Robert A. Waidner, 89, philanthropist, president of Standard Fusee Corp.


Robert A. Waidner, former chief executive officer and president of Standard Fusee Corp. and a philanthropist, died Sept. 5 of respiratory failure at Palm Beach Gardens (Fla.) Medical Center. The Riderwood resident was 89.

From 1948 until the early 1990s, when he sold the business, Mr. Waidner headed Standard Fusee, the nation's largest manufacturer of colored flares that are used for signaling purposes by railroaders, mariners and highway authorities.

He also was briefly the owner of the famed McShane Bell Foundry Co. in Baltimore, which he bought in 1947 but sold a year later.

Until recently, Mr. Waidner, through his Waidner Corp. in Towson, managed trusts and other investments, and made bequests to Johns Hopkins Hospital, Greater Baltimore Medical Center, and educational and charitable organizations.

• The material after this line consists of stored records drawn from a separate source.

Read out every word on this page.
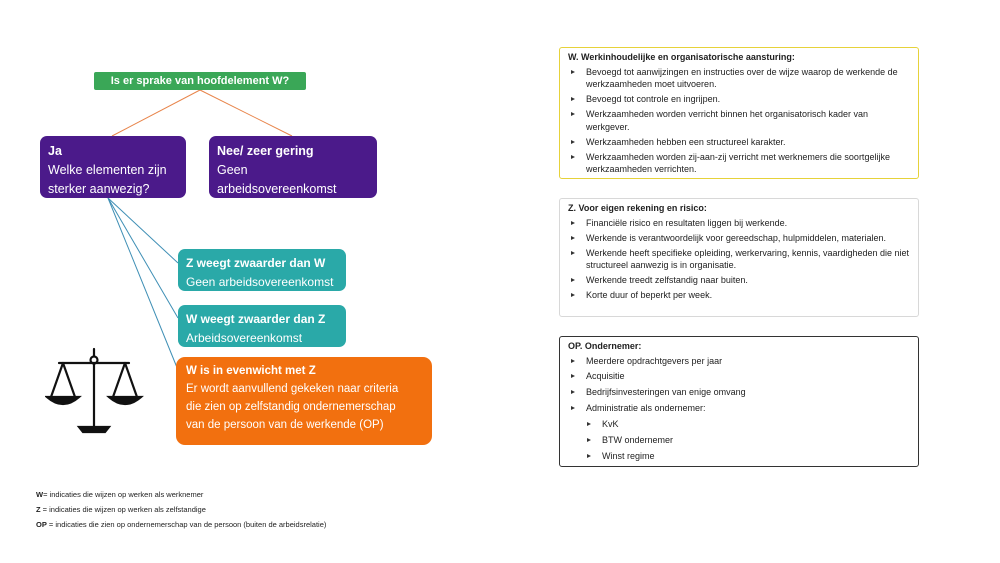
Is er sprake van hoofdelement W?
Ja
Welke elementen zijn
sterker aanwezig?
Nee/ zeer gering
Geen arbeidsovereenkomst
Z weegt zwaarder dan W
Geen arbeidsovereenkomst
W weegt zwaarder dan Z
Arbeidsovereenkomst
W is in evenwicht met Z
Er wordt aanvullend gekeken naar criteria
die zien op zelfstandig ondernemerschap
van de persoon van de werkende (OP)
W= indicaties die wijzen op werken als werknemer
Z = indicaties die wijzen op werken als zelfstandige
OP = indicaties die zien op ondernemerschap van de persoon (buiten de arbeidsrelatie)
W. Werkinhoudelijke en organisatorische aansturing:
Bevoegd tot aanwijzingen en instructies over de wijze waarop de werkende de werkzaamheden moet uitvoeren.
Bevoegd tot controle en ingrijpen.
Werkzaamheden worden verricht binnen het organisatorisch kader van werkgever.
Werkzaamheden hebben een structureel karakter.
Werkzaamheden worden zij-aan-zij verricht met werknemers die soortgelijke werkzaamheden verrichten.
Z. Voor eigen rekening en risico:
Financiële risico en resultaten liggen bij werkende.
Werkende is verantwoordelijk voor gereedschap, hulpmiddelen, materialen.
Werkende heeft specifieke opleiding, werkervaring, kennis, vaardigheden die niet structureel aanwezig is in organisatie.
Werkende treedt zelfstandig naar buiten.
Korte duur of beperkt per week.
OP. Ondernemer:
Meerdere opdrachtgevers per jaar
Acquisitie
Bedrijfsinvesteringen van enige omvang
Administratie als ondernemer:
KvK
BTW ondernemer
Winst regime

Born and raised in Forest Park, Mr. Waidner received his bachelor's degree in 1932 from Dickinson College in Carlisle, Pa., and a law degree from the University of Maryland School of Law in 1936.

He began his business career in the late 1930s with the Savings Bank of Baltimore, before enlisting in the Army Air Forces. An aide to Maj. Gen. Claire Chennault, he served with the 14th and 1st Air Forces in the Pacific theater of operations and attained the rank of colonel.

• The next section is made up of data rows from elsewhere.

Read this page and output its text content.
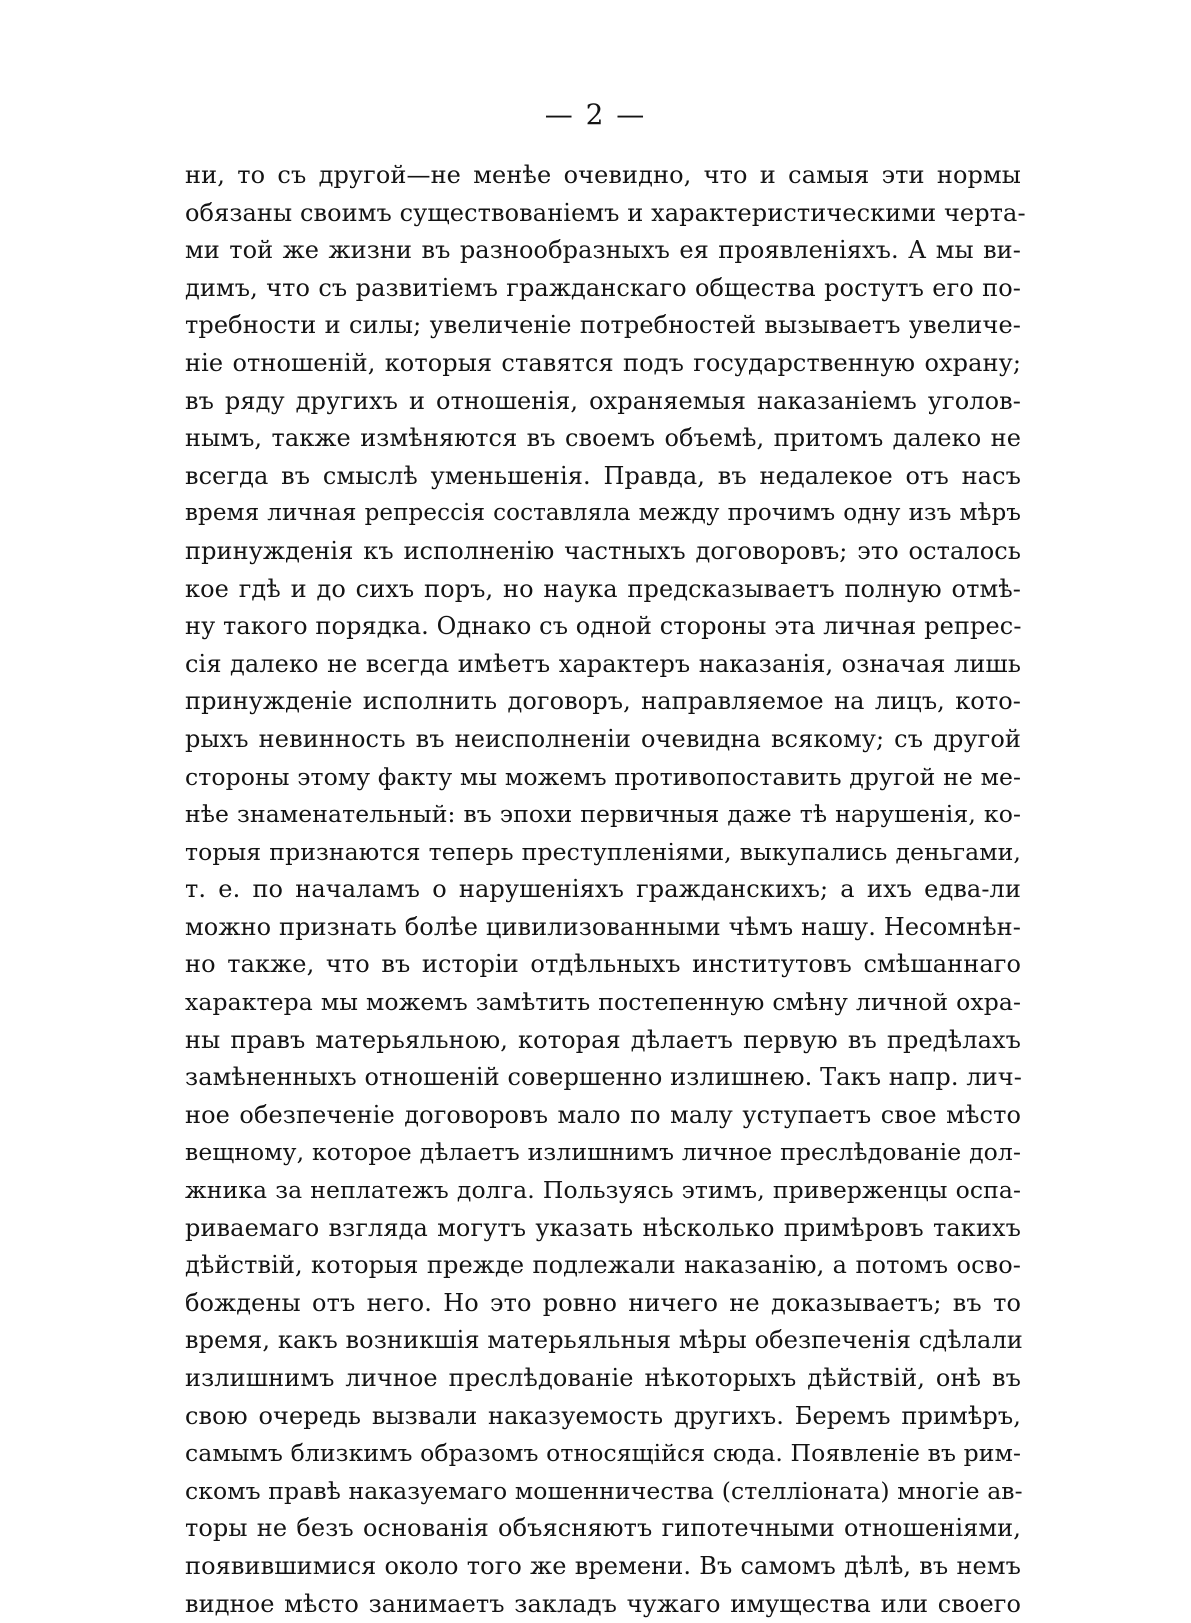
— 2 —
ни, то съ другой—не менѣе очевидно, что и самыя эти нормы
обязаны своимъ существованіемъ и характеристическими черта-
ми той же жизни въ разнообразныхъ ея проявленіяхъ. А мы ви-
димъ, что съ развитіемъ гражданскаго общества ростутъ его по-
требности и силы; увеличеніе потребностей вызываетъ увеличе-
ніе отношеній, которыя ставятся подъ государственную охрану;
въ ряду другихъ и отношенія, охраняемыя наказаніемъ уголов-
нымъ, также измѣняются въ своемъ объемѣ, притомъ далеко не
всегда въ смыслѣ уменьшенія. Правда, въ недалекое отъ насъ
время личная репрессія составляла между прочимъ одну изъ мѣръ
принужденія къ исполненію частныхъ договоровъ; это осталось
кое гдѣ и до сихъ поръ, но наука предсказываетъ полную отмѣ-
ну такого порядка. Однако съ одной стороны эта личная репрес-
сія далеко не всегда имѣетъ характеръ наказанія, означая лишь
принужденіе исполнить договоръ, направляемое на лицъ, кото-
рыхъ невинность въ неисполненіи очевидна всякому; съ другой
стороны этому факту мы можемъ противопоставить другой не ме-
нѣе знаменательный: въ эпохи первичныя даже тѣ нарушенія, ко-
торыя признаются теперь преступленіями, выкупались деньгами,
т. е. по началамъ о нарушеніяхъ гражданскихъ; а ихъ едва-ли
можно признать болѣе цивилизованными чѣмъ нашу. Несомнѣн-
но также, что въ исторіи отдѣльныхъ институтовъ смѣшаннаго
характера мы можемъ замѣтить постепенную смѣну личной охра-
ны правъ матерьяльною, которая дѣлаетъ первую въ предѣлахъ
замѣненныхъ отношеній совершенно излишнею. Такъ напр. лич-
ное обезпеченіе договоровъ мало по малу уступаетъ свое мѣсто
вещному, которое дѣлаетъ излишнимъ личное преслѣдованіе дол-
жника за неплатежъ долга. Пользуясь этимъ, приверженцы оспа-
риваемаго взгляда могутъ указать нѣсколько примѣровъ такихъ
дѣйствій, которыя прежде подлежали наказанію, а потомъ осво-
бождены отъ него. Но это ровно ничего не доказываетъ; въ то
время, какъ возникшія матерьяльныя мѣры обезпеченія сдѣлали
излишнимъ личное преслѣдованіе нѣкоторыхъ дѣйствій, онѣ въ
свою очередь вызвали наказуемость другихъ. Беремъ примѣръ,
самымъ близкимъ образомъ относящійся сюда. Появленіе въ рим-
скомъ правѣ наказуемаго мошенничества (стелліоната) многіе ав-
торы не безъ основанія объясняютъ гипотечными отношеніями,
появившимися около того же времени. Въ самомъ дѣлѣ, въ немъ
видное мѣсто занимаетъ закладъ чужаго имущества или своего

He was a trustee of Dickinson College for nearly 50 years and a former member of the Bank of Maryland board.

For many years, he was president of the education fund of the Baltimore Annual Conference of the United Methodist Church.

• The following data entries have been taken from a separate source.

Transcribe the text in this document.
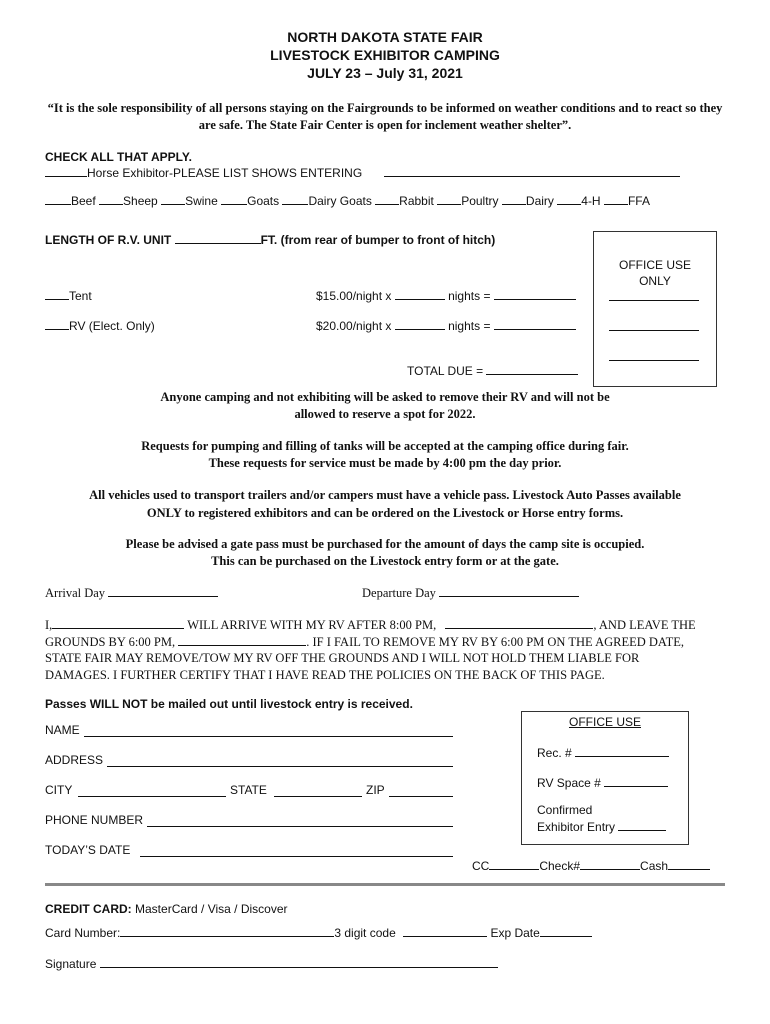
NORTH DAKOTA STATE FAIR
LIVESTOCK EXHIBITOR CAMPING
JULY 23 – July 31, 2021
“It is the sole responsibility of all persons staying on the Fairgrounds to be informed on weather conditions and to react so they are safe. The State Fair Center is open for inclement weather shelter”.
CHECK ALL THAT APPLY.
Horse Exhibitor-PLEASE LIST SHOWS ENTERING
Beef Sheep Swine Goats Dairy Goats Rabbit Poultry Dairy 4-H FFA
LENGTH OF R.V. UNIT	FT. (from rear of bumper to front of hitch)
OFFICE USE
ONLY
Tent	$15.00/night x	nights =
RV (Elect. Only)	$20.00/night x	nights =
TOTAL DUE =
Anyone camping and not exhibiting will be asked to remove their RV and will not be
allowed to reserve a spot for 2022.
Requests for pumping and filling of tanks will be accepted at the camping office during fair.
These requests for service must be made by 4:00 pm the day prior.
All vehicles used to transport trailers and/or campers must have a vehicle pass. Livestock Auto Passes available
ONLY to registered exhibitors and can be ordered on the Livestock or Horse entry forms.
Please be advised a gate pass must be purchased for the amount of days the camp site is occupied.
This can be purchased on the Livestock entry form or at the gate.
Arrival Day	Departure Day
I,	WILL ARRIVE WITH MY RV AFTER 8:00 PM,	, AND LEAVE THE
GROUNDS BY 6:00 PM,	. IF I FAIL TO REMOVE MY RV BY 6:00 PM ON THE AGREED DATE,
STATE FAIR MAY REMOVE/TOW MY RV OFF THE GROUNDS AND I WILL NOT HOLD THEM LIABLE FOR
DAMAGES. I FURTHER CERTIFY THAT I HAVE READ THE POLICIES ON THE BACK OF THIS PAGE.
Passes WILL NOT be mailed out until livestock entry is received.
NAME
ADDRESS
CITY	STATE	ZIP
PHONE NUMBER
TODAY’S DATE
OFFICE USE
Rec. #
RV Space #
Confirmed
Exhibitor Entry
CC	Check#	Cash
CREDIT CARD: MasterCard / Visa / Discover
Card Number:	3 digit code	Exp Date
Signature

Mr. Waidner maintained homes in North Palm Beach, Fla., and Riderwood. He was a member of the Baltimore Country Club and the Center Club.

In 1941, he was married to the former Wilhelmina Hahn, who died in 1984.

Services were held yesterday.

He is survived by his wife, the former Elizabeth Reed, whom he married in 1985; a stepson, Lane C. Kaley of Fort Collins, Colo.; two stepdaughters, Prudence "Prue" Kaley of Fort Collins and Linda K. Erekelens of San Francisco; and four step-grandchildren.